Les relations entre les Etats-Unis et le Vatican sont tendues depuis la signature en septembre 2018 d’un accord « provisoire » historique entre le Saint-Siège et Pékin sur la nomination d’évêques.

L’accord, voulu par le pape pour rassembler une Eglise chinoise scindée en deux (les Eglises officielle et clandestine), lui donne le dernier mot pour nommer des évêques chinois et deux prélats ont été ainsi choisis depuis l’accord.

L’intervention de M. Pompeo avait pris très frontalement à partie la diplomatie vaticane dix jours avant son arrivée, via un article dans la revue religieuse américaine conservatrice « First Things ». Critiquant son accord avec la Chine, il avait lancé un appel au Saint-Siège pour qu’il condamne les persécutions religieuses en Chine, exigeant son « témoignage moral ».

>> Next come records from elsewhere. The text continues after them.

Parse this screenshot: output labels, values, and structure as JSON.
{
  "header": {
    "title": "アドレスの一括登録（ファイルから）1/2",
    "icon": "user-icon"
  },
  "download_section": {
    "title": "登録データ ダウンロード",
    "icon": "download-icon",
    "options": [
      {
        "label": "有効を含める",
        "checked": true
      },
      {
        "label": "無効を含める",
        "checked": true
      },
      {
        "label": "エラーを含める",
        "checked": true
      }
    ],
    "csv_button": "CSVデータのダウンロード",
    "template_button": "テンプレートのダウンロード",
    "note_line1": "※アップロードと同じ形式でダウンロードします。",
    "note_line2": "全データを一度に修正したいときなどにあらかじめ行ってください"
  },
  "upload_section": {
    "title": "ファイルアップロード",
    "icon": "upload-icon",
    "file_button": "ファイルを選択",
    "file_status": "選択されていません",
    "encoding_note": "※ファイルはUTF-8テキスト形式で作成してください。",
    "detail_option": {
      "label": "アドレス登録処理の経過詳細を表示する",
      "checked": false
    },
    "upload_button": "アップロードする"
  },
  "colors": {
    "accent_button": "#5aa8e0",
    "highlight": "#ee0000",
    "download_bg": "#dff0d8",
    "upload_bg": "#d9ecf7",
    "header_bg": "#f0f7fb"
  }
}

Ces commentaires ont été « fraîchement accueillis » au Vatican, a lâché mercredi l’archevêque Gallagher, sortant de sa réserve en marge de la conférence.

Le « ministre des affaires étrangères » du Vatican a jugé contraires « aux règles de la diplomatie » les propos publics de Mike Pompeo en amont de sa visite.

L’ombre de la présidentielle américaine

Mike Pompeo ne rencontrera pas le pape François dans le contexte sensible des élections présidentielles américaines, a confirmé Mgr Gallagher. Un tête-à-tête n’a du reste jamais été au programme, précise une source vaticane.

Il sera en revanche reçu jeudi au Vatican par son numéro deux, le cardinal Pietro Parolin.

A la veille de son arrivée sur le sol italien, le cardinal hondurien Oscar Maradiaga, proche conseiller du pape François, avait estimé que les Américains « ne doivent pas s’immiscer dans nos relations avec la Chine », dans un quotidien italien.

Pour Massimo Faggioli, historien et théologien italien enseignant à l’université Villanova aux Etats-Unis, « il y a actuellement une chasse aux votes des catholiques aux Etats-Unis ».

« On assiste à la tentative de transformer un certain sentiment anti-pape François et anti-Vatican en votes pour Trump », avance cet expert à l’AFP.

Le pape argentin est attaqué par une frange ultra conservatrice catholique, tout particulièrement américaine, qui le traite de « communiste ». Certains jugent qu’il parle trop d’inégalités sociales, de migrants et d’exclus, au détriment de points de doctrine traditionnels sur la famille ou la morale sexuelle.

Le pape François a déjà donné son feu vert au renouvellement de l’accord avec la Chine en mode « expérimental » pour deux autres années en octobre, précise à l’AFP une source proche du dossier.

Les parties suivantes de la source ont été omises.